Le grand patron du luxe Bernard Arnault a confirmé vendredi que son groupe, LVMH, utilise déjà activement la technologie Blockchain pour protéger plusieurs de ses marques de luxe ; le milliardaire français, passionné de nouvelles technologies, a par ailleurs remis le dernier Innovation Award, qui récompense des start-up du numérique.
 

Ian Rogers et Bernard Arnault ont remis le LVMH Innovation Award à Vadim Rogovskiy - DR


« Pour l'instant, la Blockchain nous permet de contrôler notre approvisionnement. De certifier tous les circuits d'approvisionnement de nos différentes marques et maisons : c'est la principale raison de notre intérêt pour cette technologie. Comment allons-nous procéder pour chacune de nos maisons, c'est une question qu'on se posera plus tard. Mais oui, la Blockchain est à l'essai dans plusieurs maisons du groupe en ce moment », a confirmé Bernard Arnault auprès d'un petit groupe de journalistes, peu avant de remettre le prix.

Si l'homme d'affaires a refusé de nommer les marques concernées parmi les 70 du groupe LVMH, des rapports indiquent que Louis Vuitton, Fendi et Givenchy se sont associées à ConsenSys et Microsoft pour lancer Aura, une technologie de registres distribués.

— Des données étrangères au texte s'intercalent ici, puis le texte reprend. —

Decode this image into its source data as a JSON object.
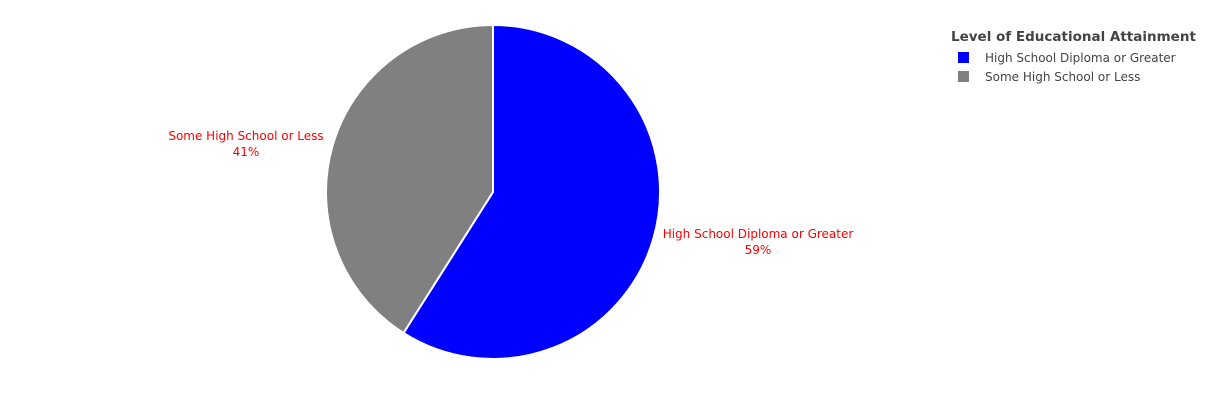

Au cours d'une matinée chargée pour l'homme le plus riche de France, Bernard Arnault a également révélé que le premier sac à main high-tech de Louis Vuitton à être mis en vente ne serait pas le sac en toile innovante muni d'un écran flexible présenté la semaine dernière avec la collection Croisière 2020 de la maison, mais un sac dessiné par Virgil Abloh, qui dirige la création du prêt-à-porter masculin de la marque au monogramme.

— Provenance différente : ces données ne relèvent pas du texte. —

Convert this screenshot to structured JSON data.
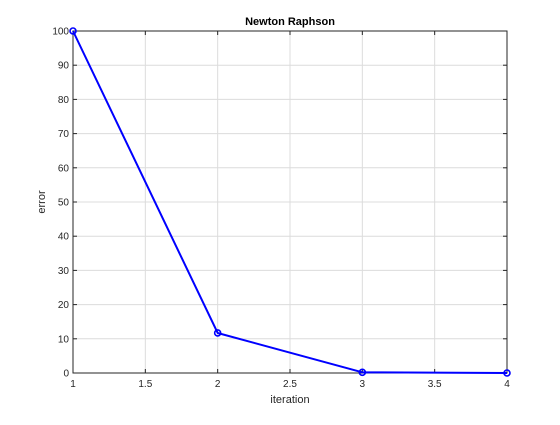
{
  "chart_data": {
    "type": "line",
    "title": "Newton Raphson",
    "xlabel": "iteration",
    "ylabel": "error",
    "x": [
      1,
      2,
      3,
      4
    ],
    "series": [
      {
        "values": [
          100,
          11.7,
          0.2,
          0.0
        ],
        "color": "#0000ff",
        "marker": "circle"
      }
    ],
    "xlim": [
      1,
      4
    ],
    "ylim": [
      0,
      100
    ],
    "xticks": [
      1,
      1.5,
      2,
      2.5,
      3,
      3.5,
      4
    ],
    "xtick_labels": [
      "1",
      "1.5",
      "2",
      "2.5",
      "3",
      "3.5",
      "4"
    ],
    "yticks": [
      0,
      10,
      20,
      30,
      40,
      50,
      60,
      70,
      80,
      90,
      100
    ],
    "ytick_labels": [
      "0",
      "10",
      "20",
      "30",
      "40",
      "50",
      "60",
      "70",
      "80",
      "90",
      "100"
    ],
    "grid": true,
    "legend": false
  }
}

Mais au cours d'un bref échange de questions-réponses avec des journalistes, lorsqu'on lui a demandé directement si son groupe participerait à l'appel lancé mercredi par François-Henri Pinault - PDG du groupe Kering, premier rival de LVMH - pour que les grands décideurs du secteur, rassemblés au sommet de la mode de Copenhague, s'engagent sur la voie du développement durable, Bernard Arnault s'est contenté de répondre : « D'après ce que j'ai compris, c'est ce que nous faisons déjà. Il faut comprendre que le groupe LVMH n'est pas qu'une collection de maisons de couture. C'est beaucoup d'autres choses. Nous mettons en place de nombreux programmes au sein de notre groupe en faveur de la protection de l'environnement et du développement durable et ce pour l'ensemble de nos activités. Par exemple, je crois que nous avons été les premiers à tenir compte de l'environnement et de l'empreinte carbone dans la fabrication et la distribution du champagne, des cosmétiques et des produits de beauté. »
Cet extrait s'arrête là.